#TBT: How Leila Barros and the Volleyball Grand Prix in Manila started it all

Gerry Plaza on Jun 02, 2016 04:55 PM
#TBT: How Leila Barros and the Grand Prix started it all
Leila Barros (left) of Brazil and Francesca Piccinini of Italy were the stars of the FIVB World Women's Volleyball Grand Prix when it was held in Manila nearly two decades ago (Photo courtesy of the Grand Prix 2000 program).

It was one sight so overwhelming for six to ten-year-old girls to even fathom.

Images from the TV screen had lit up their living rooms leaving them with their mouths agape, and eyes tingling and wide with so much wonder. They marvel at the sight of the best women volleyball players around the world marching their way in the PhilSports Arena.

Slumped on their sofas, their eyes were glued on the hostilities, which was one of the biggest sporting events in the world hosted by the Philippines.  It was the FIVB World Women’s Volleyball Grand Prix, and surely no one would have dared to change the channel in the excitement filled living room.

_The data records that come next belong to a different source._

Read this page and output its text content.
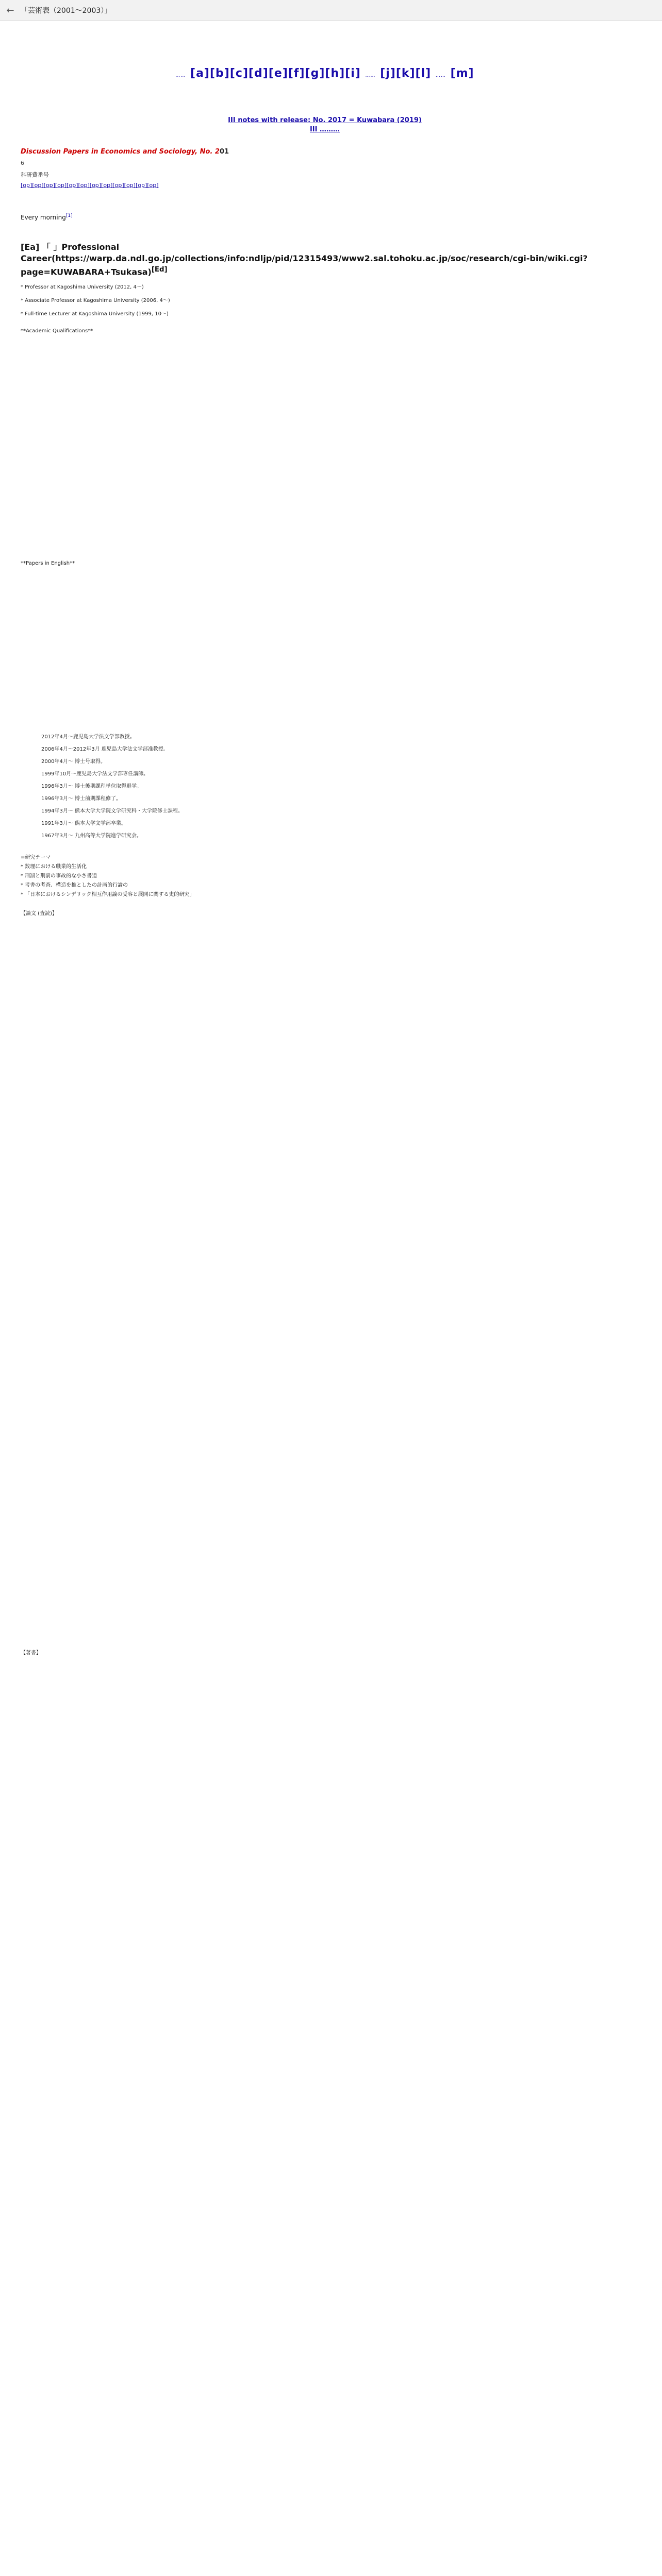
← 「芸術表（2001〜2003）」
…… [a][b][c][d][e][f][g][h][i] …… [j][k][l] …… [m]
III notes with release: No. 2017 = Kuwabara (2019)
III ………
Discussion Papers in Economics and Sociology, No. 201
6
科研費番号
[op][op][op][op][op][op][op][op][op][op][op][op]
Every morning[1]
[Ea] 「 」Professional Career(https://warp.da.ndl.go.jp/collections/info:ndljp/pid/12315493/www2.sal.tohoku.ac.jp/soc/research/cgi-bin/wiki.cgi?page=KUWABARA+Tsukasa)[Ed]
* Professor at Kagoshima University (2012, 4〜)
* Associate Professor at Kagoshima University (2006, 4〜)
* Full-time Lecturer at Kagoshima University (1999, 10〜)
**Academic Qualifications**
**Papers in English**
2012年4月〜鹿児島大学法文学部教授。
2006年4月〜2012年3月 鹿児島大学法文学部准教授。
2000年4月〜 博士号取得。
1999年10月〜鹿児島大学法文学部専任講師。
1996年3月〜 博士後期課程単位取得退学。
1996年3月〜 博士前期課程修了。
1994年3月〜 熊本大学大学院文学研究科・大学院修士課程。
1991年3月〜 熊本大学文学部卒業。
1967年3月〜 九州高等大学院進学研究会。
=研究テーマ
* 数理における職業的生活化
* 刑罰と刑罰の事故的な小さ書道
* 考書の考査、構造を推としたの計画的行論の
* 「日本におけるシンデリック相互作用論の受容と展開に関する史的研究」
【論文 (査読)】
【著書】
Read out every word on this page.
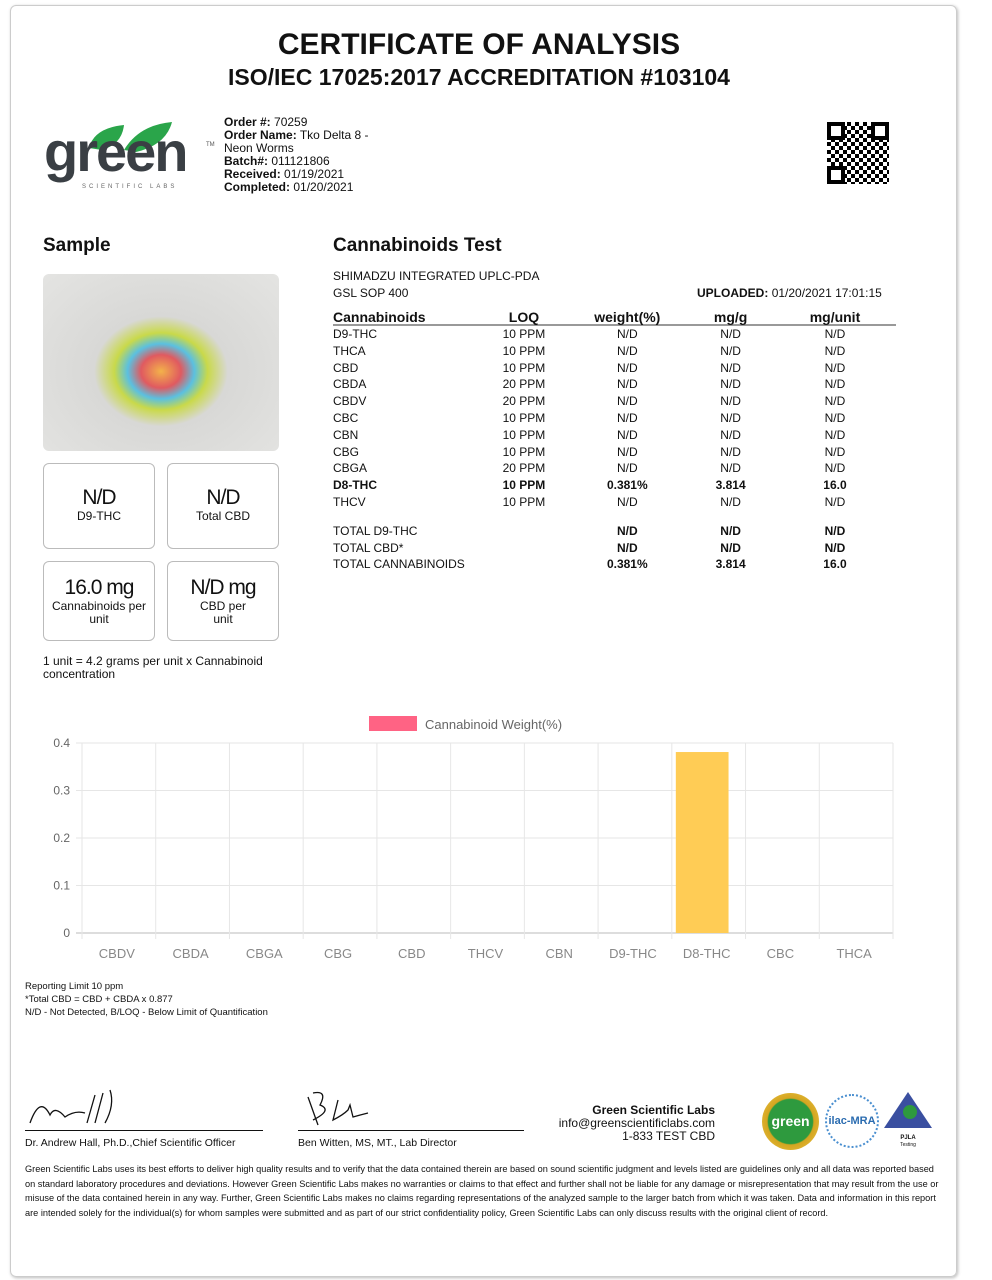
CERTIFICATE OF ANALYSIS
ISO/IEC 17025:2017 ACCREDITATION #103104
green	TM
SCIENTIFIC LABS
Order #: 70259
Order Name: Tko Delta 8 -
Neon Worms
Batch#: 011121806
Received: 01/19/2021
Completed: 01/20/2021
Sample
N/D
D9-THC
N/D
Total CBD
16.0 mg
Cannabinoids per unit
N/D mg
CBD per unit
1 unit = 4.2 grams per unit x Cannabinoid concentration
Cannabinoids Test
SHIMADZU INTEGRATED UPLC-PDA
GSL SOP 400	UPLOADED: 01/20/2021 17:01:15
Cannabinoids	LOQ	weight(%)	mg/g	mg/unit
D9-THC	10 PPM	N/D	N/D	N/D
THCA	10 PPM	N/D	N/D	N/D
CBD	10 PPM	N/D	N/D	N/D
CBDA	20 PPM	N/D	N/D	N/D
CBDV	20 PPM	N/D	N/D	N/D
CBC	10 PPM	N/D	N/D	N/D
CBN	10 PPM	N/D	N/D	N/D
CBG	10 PPM	N/D	N/D	N/D
CBGA	20 PPM	N/D	N/D	N/D
D8-THC	10 PPM	0.381%	3.814	16.0
THCV	10 PPM	N/D	N/D	N/D
TOTAL D9-THC	N/D	N/D	N/D
TOTAL CBD*	N/D	N/D	N/D
TOTAL CANNABINOIDS	0.381%	3.814	16.0
Cannabinoid Weight(%)
0.4
0.3
0.2
0.1
0
CBDV	CBDA	CBGA	CBG	CBD	THCV	CBN	D9-THC D8-THC	CBC	THCA
Reporting Limit 10 ppm
*Total CBD = CBD + CBDA x 0.877
N/D - Not Detected, B/LOQ - Below Limit of Quantification
Dr. Andrew Hall, Ph.D.,Chief Scientific Officer	Ben Witten, MS, MT., Lab Director
Green Scientific Labs
info@greenscientificlabs.com
1-833 TEST CBD
green	ilac-MRA
PJLA
Testing
Green Scientific Labs uses its best efforts to deliver high quality results and to verify that the data contained therein are based on sound scientific judgment and levels listed are guidelines only and all data was reported based on standard laboratory procedures and deviations. However Green Scientific Labs makes no warranties or claims to that effect and further shall not be liable for any damage or misrepresentation that may result from the use or misuse of the data contained herein in any way. Further, Green Scientific Labs makes no claims regarding representations of the analyzed sample to the larger batch from which it was taken. Data and information in this report are intended solely for the individual(s) for whom samples were submitted and as part of our strict confidentiality policy, Green Scientific Labs can only discuss results with the original client of record.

Seeing the world’s best go to battle was just breathtaking as they marvel at each serve and rally, dig or block, and those thunderous spikes that brought the entire arena down.

Amid the excitement and hype, the Grand Prix drew immense local interest in women’s volleyball not only because of the level of play but primarily due to the captivating characters that graced the competition, most notably Italy’s Maurizia Cacciatori and Russia’s Lioubov Chachkova.

Leila Mania

However, the biggest attention grabber was one Brazilian beauty who not only captured hearts but also convinced and inspired those girls who witnessed her brand of play decide on playing a sport with utter passion. Leila Barros, the 5’8” outside hitter was just simply both a volleyball “phenom” and the mesmerizing telenovela star-like celebrity Filipinos loved.

In the 1999 Grand Prix prelims, Leila had the heart and skill to bring her compatriots to a double win in the tournament, with her versatility and intelligence on the court, with her gripping spikes that amazed spectators on hand to witness her play. Italy was the first who fell victim to Brazil’s apparent “home court advantage,” 25-22, 27-29, 25-23, 25-18 with “Will You Marry Me” signs greeting the Brazilian bombshell.  Their next, final game was no walk in the park, however, as Leila and her teammates survived a grueling five-set match against a determined South Korean squad, 25-27, 25-20, 25-20, 19-25, 15-7.

After Brazil advanced to the Grand Prix finals in China, it met a resolute Russian team that vanquished its hopes for a back-to-back title.

Cuba’s year

With the immense popularity women’s volleyball gained in the Philippines after the 1999 Grand Prix prelims notching the attendance record for any Grand Prix events at that time, the holding of the Grand Prix finals in the same PhilSports Arena in 2000 was downright spectacular.

More spectators trooped to the venue to watch the second holding of volleyball’s centerpiece event in Manila. Not only were Filipinos rooting for Brazil but for the other countries as well, proving how expansive and extensive it has become.

It was the year of Cuba, which already won the 1996 Olympics, 1998 World Championships and the 1999 World Cup. And, in the 2000 Grand Prix in Manila, it succeeded in annexing a Grand Slam with a four-set drubbing of Russia behind Regla MacKenzie Bell’s heroics, before a record 10,750 fans in the Pasig stadium, showing how the popularity of the sport reached its peak.

Inspired

And so did the memory of this heralded international volleyball tournament remained in the hearts and minds of those awestruck kids, now leading the current wave of spectacular volleyball frenzy in the country.

In fact, one particular volleyball star, Charo Soriano the playing coach of BaliPure Purest Water Defenders in the Shakey’s V-League and a co-founder of Beach Volleyball Republic stated that Leila had inspired her to play the game. From watching Leila in her grade school days, Charo went on to become one of the most prolific players in the Ateneo Lady Eagles roster.

And so did the entire nation, with even people from far-flung areas vividly remembering their favorite and most beloved female volleyball player as one “Leila Barros,” which continue to stretch their growing love and passion for the sport as collegiate and commercial leagues have since grown to epic proportions. And its stars too, with names like Alyssa Valdez, Gretchen Ho, Rachel Ann Daquis, Denden Lazaro, Amy Ahomiro, Cha Cruz, Michele Gumabao, Melissa Gohing, Aby Marano, and Ara Galang, having reached celebrity status.

Indeed, Leila Mania that came from those scintillating August days at the turn of the century was a portent of things to come.